Ähnlich wie für Walter Schloss, ist die Bilanz eines Unternehmens für Marty Whitman heutzutage mehr den je von größter Bedeutung. So investiert Whitman nicht in Unternehmen, die nicht optimal finanziert sind. Anleger, die die Möglichkeit besitzen, sich in solchen Unternehmen zu engagieren, sind nach Aussage Whitmans Bargeld-Käufer und langfristige Buy-and-Hold Investoren. Für Käufer, die mit Fremdkapital arbeiten, oder an einen bestimmten Verkaufszeitpunkt gebunden sind, wird es nach Whitmans Einschätzung sehr schwierig werden, Vorteile aus den sich momentan bietenden Chancen zu ziehen. Für die erstgenannte Anlegergruppe ist die augenblickliche Zeit nach seiner Einschätzung aber einfach unglaublich.
Dennoch betrachtet Marty Whitman sein derzeitiges Vorgehen nicht als klassischen Graham/Dodd Ansatz, sondern als eine Art aktualisierte Version der Graham & Dodd Theorie, die nach Schnäppchen – den sogenannten net-net Aktien – suchte. Mit „net-net“ bezeichnete Benjamin Graham Unternehmen, deren Aktien für weniger als ihr Anteil am Umlaufvermögen abzüglich aller Verbindlichkeiten gehandelt werden.
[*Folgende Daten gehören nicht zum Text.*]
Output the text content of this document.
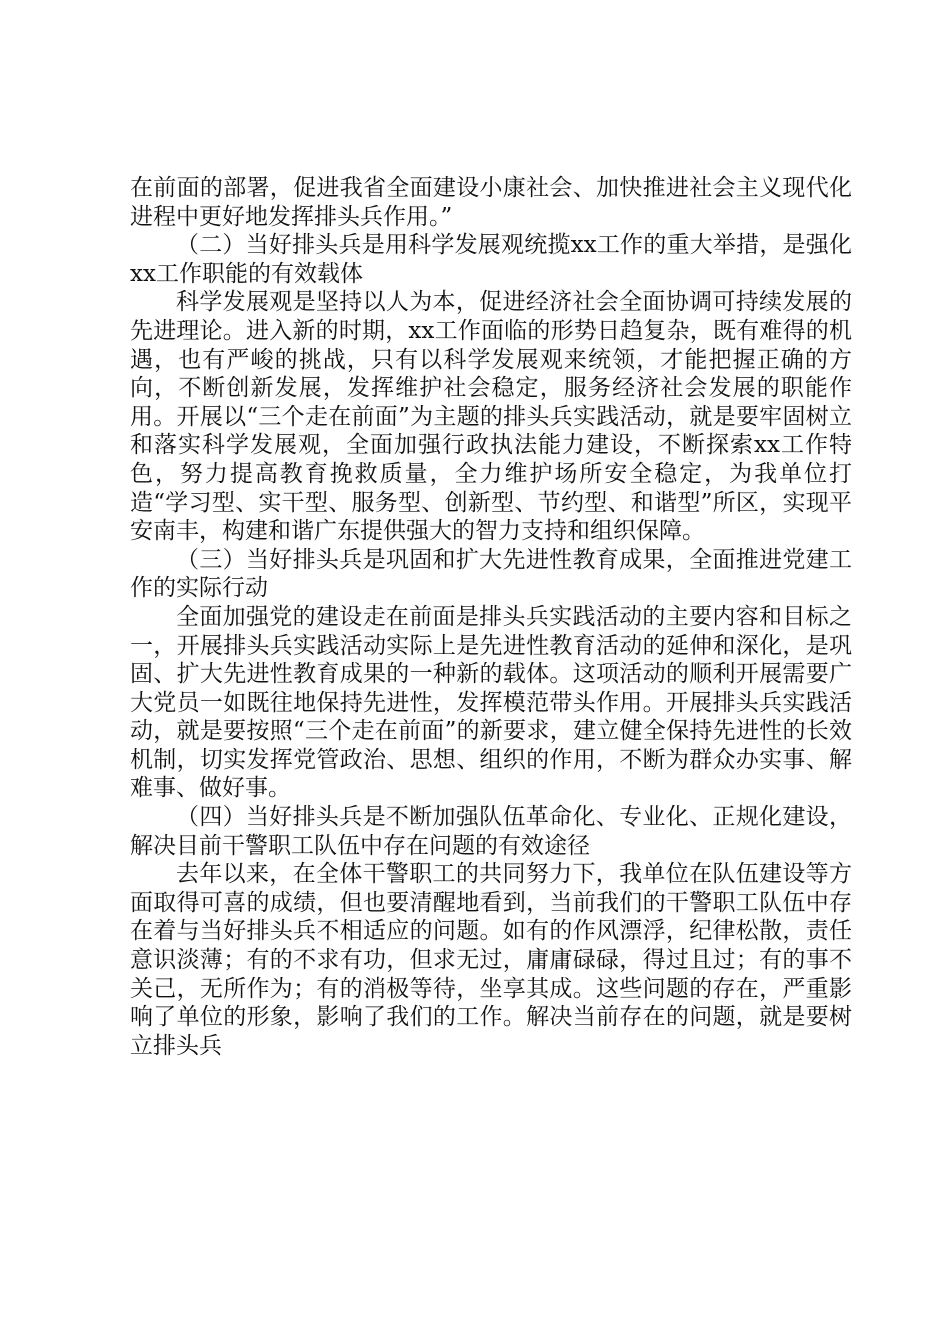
在前面的部署，促进我省全面建设小康社会、加快推进社会主义现代化进程中更好地发挥排头兵作用。”

（二）当好排头兵是用科学发展观统揽xx工作的重大举措，是强化xx工作职能的有效载体

科学发展观是坚持以人为本，促进经济社会全面协调可持续发展的先进理论。进入新的时期，xx工作面临的形势日趋复杂，既有难得的机遇，也有严峻的挑战，只有以科学发展观来统领，才能把握正确的方向，不断创新发展，发挥维护社会稳定，服务经济社会发展的职能作用。开展以“三个走在前面”为主题的排头兵实践活动，就是要牢固树立和落实科学发展观，全面加强行政执法能力建设，不断探索xx工作特色，努力提高教育挽救质量，全力维护场所安全稳定，为我单位打造“学习型、实干型、服务型、创新型、节约型、和谐型”所区，实现平安南丰，构建和谐广东提供强大的智力支持和组织保障。

（三）当好排头兵是巩固和扩大先进性教育成果，全面推进党建工作的实际行动

全面加强党的建设走在前面是排头兵实践活动的主要内容和目标之一，开展排头兵实践活动实际上是先进性教育活动的延伸和深化，是巩固、扩大先进性教育成果的一种新的载体。这项活动的顺利开展需要广大党员一如既往地保持先进性，发挥模范带头作用。开展排头兵实践活动，就是要按照“三个走在前面”的新要求，建立健全保持先进性的长效机制，切实发挥党管政治、思想、组织的作用，不断为群众办实事、解难事、做好事。

（四）当好排头兵是不断加强队伍革命化、专业化、正规化建设，解决目前干警职工队伍中存在问题的有效途径

去年以来，在全体干警职工的共同努力下，我单位在队伍建设等方面取得可喜的成绩，但也要清醒地看到，当前我们的干警职工队伍中存在着与当好排头兵不相适应的问题。如有的作风漂浮，纪律松散，责任意识淡薄；有的不求有功，但求无过，庸庸碌碌，得过且过；有的事不关己，无所作为；有的消极等待，坐享其成。这些问题的存在，严重影响了单位的形象，影响了我们的工作。解决当前存在的问题，就是要树立排头兵
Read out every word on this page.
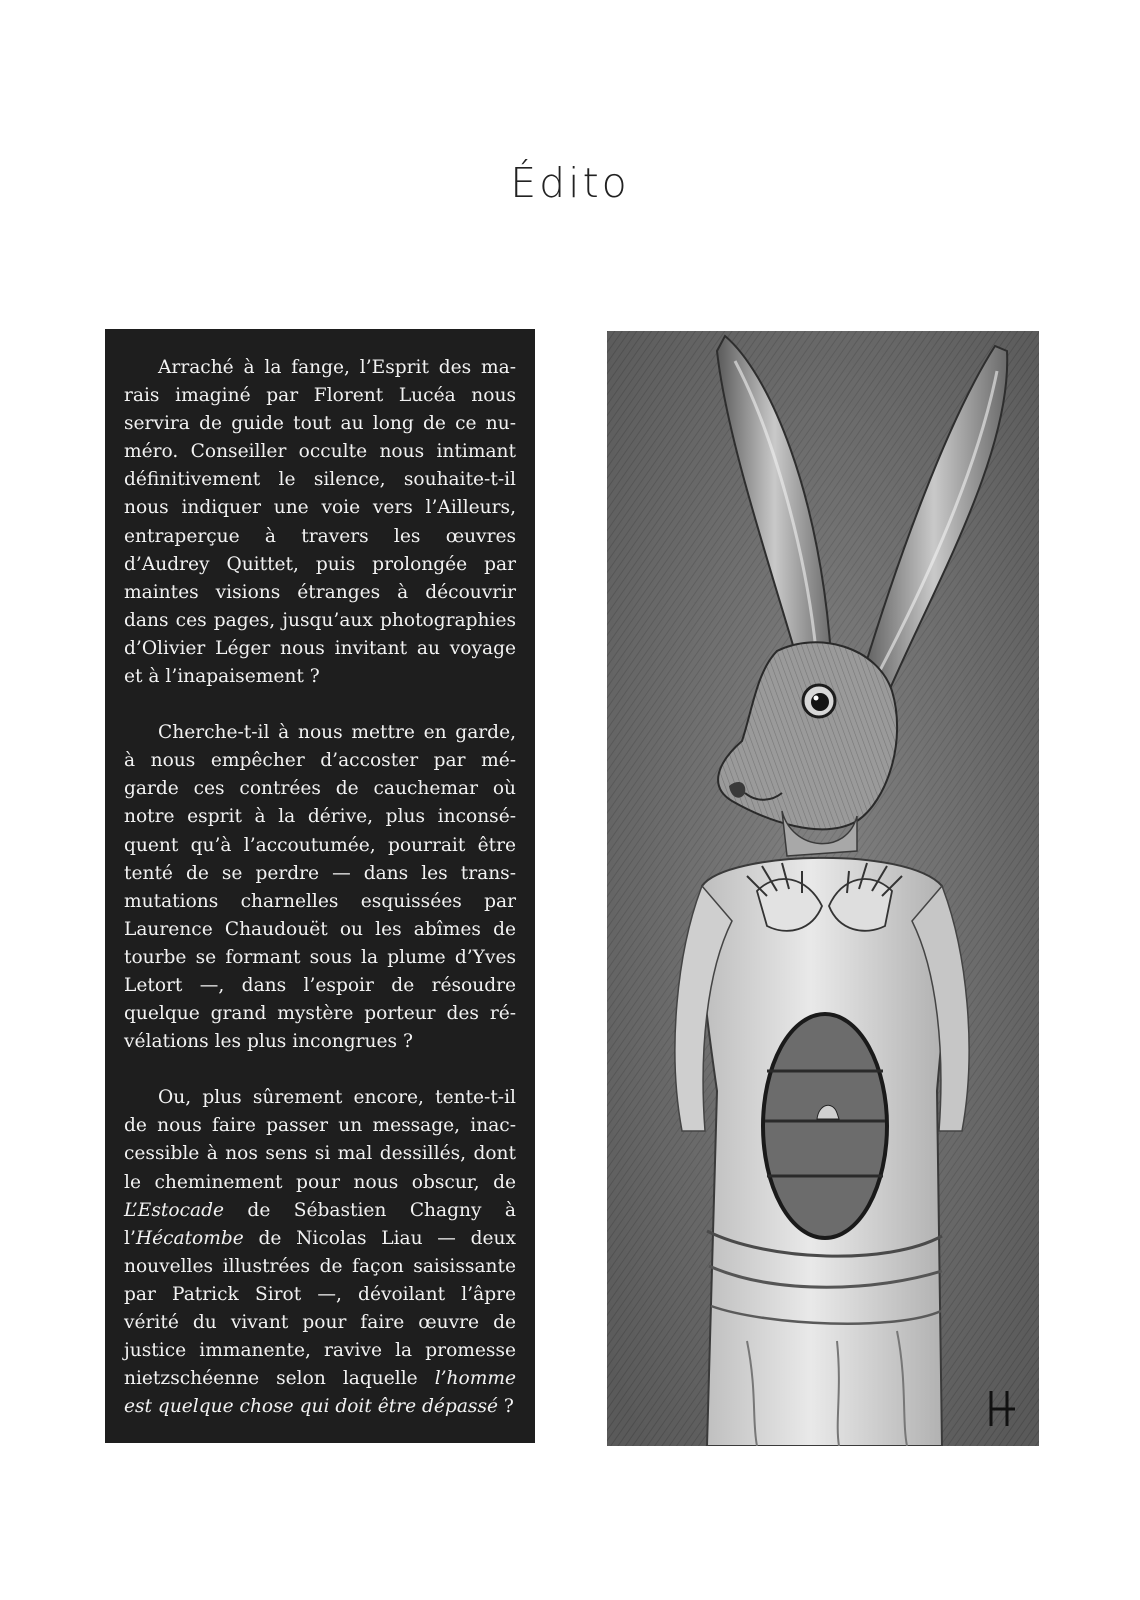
Édito

Arraché à la fange, l’Esprit des ma-rais imaginé par Florent Lucéa nous servira de guide tout au long de ce nu-méro. Conseiller occulte nous intimant définitivement le silence, souhaite-t-il nous indiquer une voie vers l’Ailleurs, entraperçue à travers les œuvres d’Audrey Quittet, puis prolongée par maintes visions étranges à découvrir dans ces pages, jusqu’aux photographies d’Olivier Léger nous invitant au voyage et à l’inapaisement ?

Cherche-t-il à nous mettre en garde, à nous empêcher d’accoster par mé-garde ces contrées de cauchemar où notre esprit à la dérive, plus inconsé-quent qu’à l’accoutumée, pourrait être tenté de se perdre — dans les trans-mutations charnelles esquissées par Laurence Chaudouët ou les abîmes de tourbe se formant sous la plume d’Yves Letort —, dans l’espoir de résoudre quelque grand mystère porteur des ré-vélations les plus incongrues ?

Ou, plus sûrement encore, tente-t-il de nous faire passer un message, inac-cessible à nos sens si mal dessillés, dont le cheminement pour nous obscur, de L’Estocade de Sébastien Chagny à l’Hécatombe de Nicolas Liau — deux nouvelles illustrées de façon saisissante par Patrick Sirot —, dévoilant l’âpre vérité du vivant pour faire œuvre de justice immanente, ravive la promesse nietzschéenne selon laquelle l’homme est quelque chose qui doit être dépassé ?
Whitmans Ansatz unterscheidet sich dahingehend, dass er nur investiert, wenn die Unternehmen über eine tadellose Finanzierung verfügen. Ein weiterer Unterschied ist, dass sich Graham & Dodd beim Konzept der net-net Aktien nur auf das Umlaufvermögen konzentrierten, während Whitman heutzutage auf qualitativ hochwertige Aktiva achtet, unabhängig davon, an welcher Stelle der Bilanz sie ausgewiesen werden.
Marty Whitman hält die Theorie von Graham & Dodd sogar für falsch, da das Umlaufvermögen auch den Warenbestand eines Unternehmens beinhaltet und dieser nach Whitmans Einschätzung in manchen Fällen sogar zu den schlimmsten Vermögenswerten gehört, die ein Investor besitzen kann. Der Grund hierfür ist, dass Warenbestände im Allgemeinen von Alterung und Preisnachlässen betroffen sind.
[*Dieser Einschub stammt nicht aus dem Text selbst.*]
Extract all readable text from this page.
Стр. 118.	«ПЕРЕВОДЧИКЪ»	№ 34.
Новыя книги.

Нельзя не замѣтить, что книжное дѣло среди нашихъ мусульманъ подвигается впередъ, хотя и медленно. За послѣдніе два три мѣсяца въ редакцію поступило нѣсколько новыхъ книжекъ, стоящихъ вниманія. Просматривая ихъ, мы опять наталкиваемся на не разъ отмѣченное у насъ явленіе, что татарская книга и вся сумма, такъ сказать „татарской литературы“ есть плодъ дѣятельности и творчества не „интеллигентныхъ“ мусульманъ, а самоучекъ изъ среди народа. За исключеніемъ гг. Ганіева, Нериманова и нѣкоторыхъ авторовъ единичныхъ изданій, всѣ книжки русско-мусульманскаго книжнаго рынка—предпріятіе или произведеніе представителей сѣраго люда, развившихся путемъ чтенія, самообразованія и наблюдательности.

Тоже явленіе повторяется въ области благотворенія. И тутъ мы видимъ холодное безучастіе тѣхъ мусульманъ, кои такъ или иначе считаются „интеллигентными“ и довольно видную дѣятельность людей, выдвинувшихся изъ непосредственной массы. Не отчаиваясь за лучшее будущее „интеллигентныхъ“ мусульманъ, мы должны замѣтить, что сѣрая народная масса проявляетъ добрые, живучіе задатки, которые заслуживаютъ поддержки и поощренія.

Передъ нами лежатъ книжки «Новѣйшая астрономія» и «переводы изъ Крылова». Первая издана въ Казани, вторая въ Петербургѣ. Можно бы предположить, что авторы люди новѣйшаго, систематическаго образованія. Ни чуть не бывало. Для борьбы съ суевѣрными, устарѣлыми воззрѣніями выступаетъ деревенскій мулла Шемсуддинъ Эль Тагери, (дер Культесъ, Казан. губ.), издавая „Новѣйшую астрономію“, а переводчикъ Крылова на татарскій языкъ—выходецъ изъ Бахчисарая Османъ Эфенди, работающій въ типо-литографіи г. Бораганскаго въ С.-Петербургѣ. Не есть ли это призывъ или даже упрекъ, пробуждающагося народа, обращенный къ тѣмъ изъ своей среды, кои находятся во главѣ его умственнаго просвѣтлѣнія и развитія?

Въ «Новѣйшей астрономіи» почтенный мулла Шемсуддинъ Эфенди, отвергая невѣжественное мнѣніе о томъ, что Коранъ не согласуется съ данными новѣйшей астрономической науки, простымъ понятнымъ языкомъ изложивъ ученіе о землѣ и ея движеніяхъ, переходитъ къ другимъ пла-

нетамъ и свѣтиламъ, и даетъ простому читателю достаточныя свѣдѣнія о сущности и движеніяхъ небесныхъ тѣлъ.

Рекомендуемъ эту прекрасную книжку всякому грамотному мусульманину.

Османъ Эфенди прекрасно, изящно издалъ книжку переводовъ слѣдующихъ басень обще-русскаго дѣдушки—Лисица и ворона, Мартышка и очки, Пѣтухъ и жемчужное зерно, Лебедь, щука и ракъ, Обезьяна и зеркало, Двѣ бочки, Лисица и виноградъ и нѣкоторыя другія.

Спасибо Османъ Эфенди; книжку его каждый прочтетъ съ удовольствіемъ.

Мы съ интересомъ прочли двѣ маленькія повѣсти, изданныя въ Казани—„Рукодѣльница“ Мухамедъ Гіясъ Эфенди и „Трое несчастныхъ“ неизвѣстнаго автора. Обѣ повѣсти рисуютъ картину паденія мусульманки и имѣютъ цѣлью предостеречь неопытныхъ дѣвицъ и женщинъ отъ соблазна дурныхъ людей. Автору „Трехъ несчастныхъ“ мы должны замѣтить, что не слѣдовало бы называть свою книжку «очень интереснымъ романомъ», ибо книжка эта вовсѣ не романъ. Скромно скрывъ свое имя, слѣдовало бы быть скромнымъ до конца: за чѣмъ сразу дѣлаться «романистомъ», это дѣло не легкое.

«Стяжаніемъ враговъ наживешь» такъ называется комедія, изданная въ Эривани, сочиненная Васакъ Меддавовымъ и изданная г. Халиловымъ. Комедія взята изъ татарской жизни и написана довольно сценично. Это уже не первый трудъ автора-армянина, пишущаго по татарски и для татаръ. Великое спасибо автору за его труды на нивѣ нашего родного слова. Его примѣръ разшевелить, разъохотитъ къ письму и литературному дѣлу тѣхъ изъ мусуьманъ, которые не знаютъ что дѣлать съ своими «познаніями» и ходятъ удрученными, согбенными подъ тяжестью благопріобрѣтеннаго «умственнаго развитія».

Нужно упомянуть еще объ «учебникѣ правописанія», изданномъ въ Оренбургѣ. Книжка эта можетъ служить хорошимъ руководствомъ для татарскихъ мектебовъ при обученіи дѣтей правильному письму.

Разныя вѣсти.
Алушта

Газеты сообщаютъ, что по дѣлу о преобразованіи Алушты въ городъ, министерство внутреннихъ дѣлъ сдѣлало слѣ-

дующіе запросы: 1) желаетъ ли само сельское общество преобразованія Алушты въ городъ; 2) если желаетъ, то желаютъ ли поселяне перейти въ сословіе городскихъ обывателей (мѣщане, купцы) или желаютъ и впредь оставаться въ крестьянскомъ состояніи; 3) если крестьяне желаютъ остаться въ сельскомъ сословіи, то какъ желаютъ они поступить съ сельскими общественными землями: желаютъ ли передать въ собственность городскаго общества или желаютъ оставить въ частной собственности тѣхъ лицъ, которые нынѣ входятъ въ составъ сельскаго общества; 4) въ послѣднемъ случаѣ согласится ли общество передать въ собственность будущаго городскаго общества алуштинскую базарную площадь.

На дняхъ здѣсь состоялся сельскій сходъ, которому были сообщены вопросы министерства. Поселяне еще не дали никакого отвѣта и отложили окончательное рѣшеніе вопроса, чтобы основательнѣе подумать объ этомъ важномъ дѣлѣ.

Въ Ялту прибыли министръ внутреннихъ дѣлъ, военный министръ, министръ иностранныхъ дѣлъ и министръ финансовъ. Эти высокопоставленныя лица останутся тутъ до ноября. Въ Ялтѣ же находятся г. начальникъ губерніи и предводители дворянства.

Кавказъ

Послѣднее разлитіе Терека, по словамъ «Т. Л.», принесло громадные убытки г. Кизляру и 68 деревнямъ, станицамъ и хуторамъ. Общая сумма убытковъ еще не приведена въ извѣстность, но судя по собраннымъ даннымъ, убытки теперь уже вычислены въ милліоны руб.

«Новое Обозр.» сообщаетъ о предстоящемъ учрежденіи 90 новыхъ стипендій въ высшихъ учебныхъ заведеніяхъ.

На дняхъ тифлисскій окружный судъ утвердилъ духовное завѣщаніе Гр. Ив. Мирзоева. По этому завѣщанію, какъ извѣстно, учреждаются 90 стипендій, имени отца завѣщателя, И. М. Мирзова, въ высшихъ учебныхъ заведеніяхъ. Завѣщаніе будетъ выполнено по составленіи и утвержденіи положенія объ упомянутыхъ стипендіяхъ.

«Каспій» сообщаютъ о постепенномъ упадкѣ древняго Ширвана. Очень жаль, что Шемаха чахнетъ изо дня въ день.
Da Marty Whitman zu den wenigen Menschen gehört, die bereits den Bärenmarkt der 1970er Jahre durchlebt haben, erscheint seine Einschätzung der heutigen Situation im Vergleich zu damals insbesondere für jüngere Anleger interessant und aufschlußreich. In diesem Zusammenhang erklärt Whitman, dass schwierige Zeiten grundsätzlich sehr viel dramatischer wahrgenommen werden, während man sie durchlebt. Auch heute hält er diese Aussage für zutreffend. Nach seiner Einschätzung ist die aktuelle Krise schlimmer, als die in 1974. Whitman glaubte damals, dass die Situation nicht mehr schlechter werden könne. Heute denkt er das gleiche.